Denkzettel 170

„Leben heißt Leiden“, heißt es, doch niemand sagte, am Leiden wäre auch zu leiden.

(Überwindung des Leids heißt nicht, es zu verdrängen, zu verstecken oder sich in Gleichgültigkeit zu üben oder es gar aus der Welt schaffen zu wollen. Es heißt, das Leid ertragbar zu machen. Denn dann verschwindet es, ohne dass es, mit welchen Tricks auch immer, vernichtet werden müsste. Und freilich hat auch eine solche Haltung, wie so vieles, seine individuellen Gestaltungen und Grenzziehungen.)

Denkzettel 141

Würde einem Menschen im Leben nichts fehlen, kein Mangel an irgendetwas bestehen: diesem Menschen würde im Leben etwas fehlen — es wäre mangelhaft.

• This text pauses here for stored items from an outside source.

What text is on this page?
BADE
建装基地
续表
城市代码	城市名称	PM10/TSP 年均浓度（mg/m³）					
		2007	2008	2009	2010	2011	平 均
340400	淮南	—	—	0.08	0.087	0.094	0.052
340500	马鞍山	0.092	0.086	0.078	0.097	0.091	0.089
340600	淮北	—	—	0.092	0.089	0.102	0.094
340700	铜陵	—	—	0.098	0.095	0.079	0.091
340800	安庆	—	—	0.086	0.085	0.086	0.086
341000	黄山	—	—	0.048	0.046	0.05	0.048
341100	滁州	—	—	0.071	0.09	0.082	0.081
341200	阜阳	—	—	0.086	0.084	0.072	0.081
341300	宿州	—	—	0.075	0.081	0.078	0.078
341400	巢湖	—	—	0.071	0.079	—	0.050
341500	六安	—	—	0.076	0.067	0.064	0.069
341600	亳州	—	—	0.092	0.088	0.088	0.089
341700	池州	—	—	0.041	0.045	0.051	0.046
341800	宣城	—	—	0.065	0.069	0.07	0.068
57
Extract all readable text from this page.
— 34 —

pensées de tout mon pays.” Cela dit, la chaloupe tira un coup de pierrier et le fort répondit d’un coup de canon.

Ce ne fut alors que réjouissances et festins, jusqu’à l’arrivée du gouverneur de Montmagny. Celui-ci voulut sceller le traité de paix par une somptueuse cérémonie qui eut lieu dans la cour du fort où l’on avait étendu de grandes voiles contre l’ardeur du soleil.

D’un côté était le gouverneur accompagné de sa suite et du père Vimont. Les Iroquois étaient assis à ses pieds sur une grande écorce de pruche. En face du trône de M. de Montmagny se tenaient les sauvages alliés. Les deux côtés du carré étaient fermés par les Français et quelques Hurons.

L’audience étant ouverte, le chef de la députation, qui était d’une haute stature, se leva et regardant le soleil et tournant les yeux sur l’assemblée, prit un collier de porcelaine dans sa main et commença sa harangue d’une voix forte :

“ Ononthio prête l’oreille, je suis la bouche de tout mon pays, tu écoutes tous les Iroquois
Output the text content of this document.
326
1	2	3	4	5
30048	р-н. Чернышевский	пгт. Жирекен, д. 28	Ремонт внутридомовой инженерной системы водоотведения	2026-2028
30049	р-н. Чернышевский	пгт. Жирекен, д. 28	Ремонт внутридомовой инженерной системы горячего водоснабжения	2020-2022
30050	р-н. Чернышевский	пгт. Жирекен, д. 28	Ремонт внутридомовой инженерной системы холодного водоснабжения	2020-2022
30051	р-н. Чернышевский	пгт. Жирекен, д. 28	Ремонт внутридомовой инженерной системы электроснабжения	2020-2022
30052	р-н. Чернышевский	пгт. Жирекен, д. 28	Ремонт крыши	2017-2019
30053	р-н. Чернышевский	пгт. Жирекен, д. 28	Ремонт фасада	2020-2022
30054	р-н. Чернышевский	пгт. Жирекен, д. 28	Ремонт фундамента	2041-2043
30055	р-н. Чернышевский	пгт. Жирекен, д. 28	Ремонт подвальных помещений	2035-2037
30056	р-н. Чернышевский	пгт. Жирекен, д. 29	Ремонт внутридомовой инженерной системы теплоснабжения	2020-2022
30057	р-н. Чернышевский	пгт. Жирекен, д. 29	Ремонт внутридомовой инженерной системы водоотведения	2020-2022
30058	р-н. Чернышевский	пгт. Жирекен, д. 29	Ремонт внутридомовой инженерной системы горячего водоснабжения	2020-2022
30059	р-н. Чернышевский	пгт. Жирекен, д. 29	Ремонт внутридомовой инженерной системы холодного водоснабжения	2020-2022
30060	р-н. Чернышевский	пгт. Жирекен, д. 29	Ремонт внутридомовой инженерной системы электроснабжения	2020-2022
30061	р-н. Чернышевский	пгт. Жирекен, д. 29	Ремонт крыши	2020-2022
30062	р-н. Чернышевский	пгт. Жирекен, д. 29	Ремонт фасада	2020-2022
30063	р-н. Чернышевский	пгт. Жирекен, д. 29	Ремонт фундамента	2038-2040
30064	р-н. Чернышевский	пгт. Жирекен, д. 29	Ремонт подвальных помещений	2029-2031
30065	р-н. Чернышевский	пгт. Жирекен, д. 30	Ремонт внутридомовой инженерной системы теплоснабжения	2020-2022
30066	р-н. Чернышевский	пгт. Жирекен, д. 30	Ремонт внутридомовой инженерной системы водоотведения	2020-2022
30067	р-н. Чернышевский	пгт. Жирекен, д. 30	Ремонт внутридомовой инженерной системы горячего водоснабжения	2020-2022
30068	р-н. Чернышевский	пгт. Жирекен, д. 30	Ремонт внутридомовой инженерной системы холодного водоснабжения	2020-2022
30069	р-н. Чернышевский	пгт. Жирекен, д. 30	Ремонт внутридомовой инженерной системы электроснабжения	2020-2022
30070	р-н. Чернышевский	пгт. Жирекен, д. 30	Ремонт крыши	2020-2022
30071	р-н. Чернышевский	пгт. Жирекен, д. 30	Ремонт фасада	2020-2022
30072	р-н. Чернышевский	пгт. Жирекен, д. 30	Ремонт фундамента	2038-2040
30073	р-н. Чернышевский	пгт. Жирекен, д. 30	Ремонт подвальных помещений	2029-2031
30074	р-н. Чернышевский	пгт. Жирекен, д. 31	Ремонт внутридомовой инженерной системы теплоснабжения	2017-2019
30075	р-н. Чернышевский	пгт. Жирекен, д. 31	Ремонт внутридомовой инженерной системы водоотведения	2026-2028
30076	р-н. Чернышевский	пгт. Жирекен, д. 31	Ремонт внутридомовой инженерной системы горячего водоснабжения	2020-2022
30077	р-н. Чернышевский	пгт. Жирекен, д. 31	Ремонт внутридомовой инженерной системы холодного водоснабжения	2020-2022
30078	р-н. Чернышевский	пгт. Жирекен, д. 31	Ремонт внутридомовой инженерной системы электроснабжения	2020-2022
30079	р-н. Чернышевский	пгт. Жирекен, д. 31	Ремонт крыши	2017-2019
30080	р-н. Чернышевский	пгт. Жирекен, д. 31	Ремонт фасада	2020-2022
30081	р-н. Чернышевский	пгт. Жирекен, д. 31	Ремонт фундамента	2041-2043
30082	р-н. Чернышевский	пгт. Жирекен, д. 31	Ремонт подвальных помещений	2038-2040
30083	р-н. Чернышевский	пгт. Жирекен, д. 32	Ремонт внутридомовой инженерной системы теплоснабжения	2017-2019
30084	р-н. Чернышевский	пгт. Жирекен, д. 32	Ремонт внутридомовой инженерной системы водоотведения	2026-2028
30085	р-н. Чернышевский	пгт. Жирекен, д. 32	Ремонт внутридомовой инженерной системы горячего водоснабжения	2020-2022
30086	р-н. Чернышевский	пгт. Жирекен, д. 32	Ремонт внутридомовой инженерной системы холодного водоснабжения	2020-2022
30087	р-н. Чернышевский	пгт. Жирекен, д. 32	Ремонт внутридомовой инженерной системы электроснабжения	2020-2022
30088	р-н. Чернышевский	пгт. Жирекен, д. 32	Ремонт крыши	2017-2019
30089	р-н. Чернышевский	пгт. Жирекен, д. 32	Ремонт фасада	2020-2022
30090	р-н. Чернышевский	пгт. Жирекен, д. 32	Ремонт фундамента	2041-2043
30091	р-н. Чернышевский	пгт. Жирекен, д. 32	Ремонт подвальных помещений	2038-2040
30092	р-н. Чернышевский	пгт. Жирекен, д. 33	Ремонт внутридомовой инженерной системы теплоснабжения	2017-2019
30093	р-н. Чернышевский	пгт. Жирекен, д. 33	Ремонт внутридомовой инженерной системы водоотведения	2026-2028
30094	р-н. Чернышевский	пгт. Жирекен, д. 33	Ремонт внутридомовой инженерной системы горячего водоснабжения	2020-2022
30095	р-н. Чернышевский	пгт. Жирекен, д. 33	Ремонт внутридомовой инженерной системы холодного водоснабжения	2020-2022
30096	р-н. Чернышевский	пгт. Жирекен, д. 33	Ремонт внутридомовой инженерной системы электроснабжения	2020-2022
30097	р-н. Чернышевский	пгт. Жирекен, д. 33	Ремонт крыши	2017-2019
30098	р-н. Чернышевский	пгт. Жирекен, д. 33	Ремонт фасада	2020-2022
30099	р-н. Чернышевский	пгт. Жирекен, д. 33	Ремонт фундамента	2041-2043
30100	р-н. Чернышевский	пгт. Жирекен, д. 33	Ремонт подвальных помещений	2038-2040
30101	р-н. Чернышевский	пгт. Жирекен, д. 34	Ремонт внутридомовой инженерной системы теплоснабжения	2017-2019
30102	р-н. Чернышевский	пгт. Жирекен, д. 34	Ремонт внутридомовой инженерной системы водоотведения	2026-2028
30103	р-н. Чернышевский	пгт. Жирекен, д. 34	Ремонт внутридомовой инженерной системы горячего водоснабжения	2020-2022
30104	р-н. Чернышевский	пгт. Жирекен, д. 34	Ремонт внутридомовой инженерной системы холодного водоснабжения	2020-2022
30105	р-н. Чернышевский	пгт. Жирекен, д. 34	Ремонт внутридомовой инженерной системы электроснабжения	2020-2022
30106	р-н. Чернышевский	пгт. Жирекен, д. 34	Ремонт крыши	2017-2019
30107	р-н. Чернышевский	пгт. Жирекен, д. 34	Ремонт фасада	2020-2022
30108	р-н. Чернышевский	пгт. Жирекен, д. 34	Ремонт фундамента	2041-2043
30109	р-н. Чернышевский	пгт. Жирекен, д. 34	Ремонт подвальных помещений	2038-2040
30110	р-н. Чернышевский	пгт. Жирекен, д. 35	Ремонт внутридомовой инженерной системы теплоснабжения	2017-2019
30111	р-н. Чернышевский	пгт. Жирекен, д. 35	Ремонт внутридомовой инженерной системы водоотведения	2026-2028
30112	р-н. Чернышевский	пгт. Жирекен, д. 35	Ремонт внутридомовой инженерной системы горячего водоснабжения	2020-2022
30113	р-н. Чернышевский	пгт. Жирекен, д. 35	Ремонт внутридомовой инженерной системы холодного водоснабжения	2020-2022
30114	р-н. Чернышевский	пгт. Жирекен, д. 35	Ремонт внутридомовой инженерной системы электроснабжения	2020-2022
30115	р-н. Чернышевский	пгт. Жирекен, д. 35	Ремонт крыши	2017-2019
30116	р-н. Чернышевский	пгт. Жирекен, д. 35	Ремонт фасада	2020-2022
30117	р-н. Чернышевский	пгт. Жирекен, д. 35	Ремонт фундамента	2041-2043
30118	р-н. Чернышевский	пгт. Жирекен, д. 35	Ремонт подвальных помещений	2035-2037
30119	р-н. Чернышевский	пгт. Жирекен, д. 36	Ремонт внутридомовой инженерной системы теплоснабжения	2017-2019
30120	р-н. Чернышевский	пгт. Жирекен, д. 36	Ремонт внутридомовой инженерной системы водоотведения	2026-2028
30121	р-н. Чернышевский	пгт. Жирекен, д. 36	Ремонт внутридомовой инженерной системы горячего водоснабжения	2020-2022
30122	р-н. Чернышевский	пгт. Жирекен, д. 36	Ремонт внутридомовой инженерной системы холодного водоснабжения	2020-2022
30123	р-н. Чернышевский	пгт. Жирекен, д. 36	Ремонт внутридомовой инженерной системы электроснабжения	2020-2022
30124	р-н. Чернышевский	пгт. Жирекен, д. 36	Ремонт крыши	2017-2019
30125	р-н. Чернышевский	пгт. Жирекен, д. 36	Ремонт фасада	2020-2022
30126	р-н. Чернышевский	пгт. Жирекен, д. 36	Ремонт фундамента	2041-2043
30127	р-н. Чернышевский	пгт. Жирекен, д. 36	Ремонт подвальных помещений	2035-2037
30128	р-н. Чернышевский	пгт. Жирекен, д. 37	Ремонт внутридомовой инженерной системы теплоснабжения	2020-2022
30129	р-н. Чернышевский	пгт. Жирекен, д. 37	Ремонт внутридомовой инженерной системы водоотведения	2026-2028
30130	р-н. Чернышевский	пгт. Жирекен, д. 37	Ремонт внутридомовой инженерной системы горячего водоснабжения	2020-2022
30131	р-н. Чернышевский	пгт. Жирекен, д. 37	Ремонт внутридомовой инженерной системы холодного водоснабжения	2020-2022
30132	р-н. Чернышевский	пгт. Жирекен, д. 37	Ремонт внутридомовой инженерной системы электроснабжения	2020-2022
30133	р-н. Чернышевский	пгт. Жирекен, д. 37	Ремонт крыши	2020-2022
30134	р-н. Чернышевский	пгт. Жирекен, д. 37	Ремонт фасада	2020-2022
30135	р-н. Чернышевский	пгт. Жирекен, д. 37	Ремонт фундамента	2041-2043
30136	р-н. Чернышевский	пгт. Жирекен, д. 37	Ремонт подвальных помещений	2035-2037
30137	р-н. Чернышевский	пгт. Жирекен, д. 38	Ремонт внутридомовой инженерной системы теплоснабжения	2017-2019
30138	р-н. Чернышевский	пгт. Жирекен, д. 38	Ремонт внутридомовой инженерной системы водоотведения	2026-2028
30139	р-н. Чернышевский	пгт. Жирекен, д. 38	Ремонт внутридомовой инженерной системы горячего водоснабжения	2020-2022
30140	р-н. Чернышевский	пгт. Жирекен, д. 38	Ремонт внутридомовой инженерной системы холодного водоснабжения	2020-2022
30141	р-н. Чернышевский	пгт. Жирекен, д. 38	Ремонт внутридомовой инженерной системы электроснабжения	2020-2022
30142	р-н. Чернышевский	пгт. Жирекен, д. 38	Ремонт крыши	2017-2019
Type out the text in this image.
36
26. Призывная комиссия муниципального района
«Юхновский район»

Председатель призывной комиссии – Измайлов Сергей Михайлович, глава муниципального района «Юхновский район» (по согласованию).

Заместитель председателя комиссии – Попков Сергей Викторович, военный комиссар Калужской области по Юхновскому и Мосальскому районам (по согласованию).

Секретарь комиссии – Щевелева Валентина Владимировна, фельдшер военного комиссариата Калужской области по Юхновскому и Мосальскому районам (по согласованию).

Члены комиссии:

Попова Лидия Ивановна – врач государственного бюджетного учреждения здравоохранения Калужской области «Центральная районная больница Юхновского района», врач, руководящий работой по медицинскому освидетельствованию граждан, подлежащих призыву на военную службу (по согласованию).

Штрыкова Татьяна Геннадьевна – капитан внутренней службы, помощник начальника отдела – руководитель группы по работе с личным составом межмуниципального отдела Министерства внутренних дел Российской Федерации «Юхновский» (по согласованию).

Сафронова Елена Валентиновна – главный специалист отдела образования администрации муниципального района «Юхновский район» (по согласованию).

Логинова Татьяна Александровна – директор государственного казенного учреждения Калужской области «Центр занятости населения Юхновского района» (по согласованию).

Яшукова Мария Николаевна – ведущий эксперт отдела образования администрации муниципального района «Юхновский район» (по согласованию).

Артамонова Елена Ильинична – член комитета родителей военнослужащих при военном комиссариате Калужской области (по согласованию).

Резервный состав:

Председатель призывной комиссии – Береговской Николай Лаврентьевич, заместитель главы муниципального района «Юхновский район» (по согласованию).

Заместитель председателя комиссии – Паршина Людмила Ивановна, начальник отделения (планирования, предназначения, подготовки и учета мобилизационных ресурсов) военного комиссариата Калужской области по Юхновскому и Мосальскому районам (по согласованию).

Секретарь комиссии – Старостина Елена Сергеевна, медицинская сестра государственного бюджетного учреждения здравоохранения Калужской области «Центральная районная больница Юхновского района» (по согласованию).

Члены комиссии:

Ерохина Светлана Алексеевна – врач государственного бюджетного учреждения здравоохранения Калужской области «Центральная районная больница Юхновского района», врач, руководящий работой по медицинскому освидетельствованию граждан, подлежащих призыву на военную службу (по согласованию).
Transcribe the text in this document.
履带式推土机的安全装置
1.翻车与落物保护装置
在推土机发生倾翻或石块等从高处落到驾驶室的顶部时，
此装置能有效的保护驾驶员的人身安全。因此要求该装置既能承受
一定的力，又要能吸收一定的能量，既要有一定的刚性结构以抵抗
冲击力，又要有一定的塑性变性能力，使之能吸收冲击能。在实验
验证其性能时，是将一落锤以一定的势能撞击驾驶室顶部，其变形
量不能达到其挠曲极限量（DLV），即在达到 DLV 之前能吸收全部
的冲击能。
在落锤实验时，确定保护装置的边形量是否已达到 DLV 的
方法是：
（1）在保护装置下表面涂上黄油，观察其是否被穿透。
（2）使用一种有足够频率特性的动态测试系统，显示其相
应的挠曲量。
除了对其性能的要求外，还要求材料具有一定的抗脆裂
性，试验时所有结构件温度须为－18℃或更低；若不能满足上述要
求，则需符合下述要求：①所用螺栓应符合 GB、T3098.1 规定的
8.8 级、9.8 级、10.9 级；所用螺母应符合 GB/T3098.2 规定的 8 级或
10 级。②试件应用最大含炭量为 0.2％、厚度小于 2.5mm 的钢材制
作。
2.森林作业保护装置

Vollkommenheit, das ist: kein Werden mehr, gibt’s erst mit dem Ende des Lebens.

(Zuweilen hat ein Mensch das große Glück, aus seinen Mängeln denjenigen, den er als nächstes zu stillen gedenkt, selbst wählen zu können. Weil er ihn (an)erkennen kann.)

Denkzettel 130

Vielleicht sollte in der Philosophie zwischen der Philosophie als Wissenschaft, einem verstandesgetriebenen, rational-diskursiven „Reden über“ und der Philosophie als Lebensart, einem vernunftgetragenen, relational-narrativen „Reden von“, unterschieden werden.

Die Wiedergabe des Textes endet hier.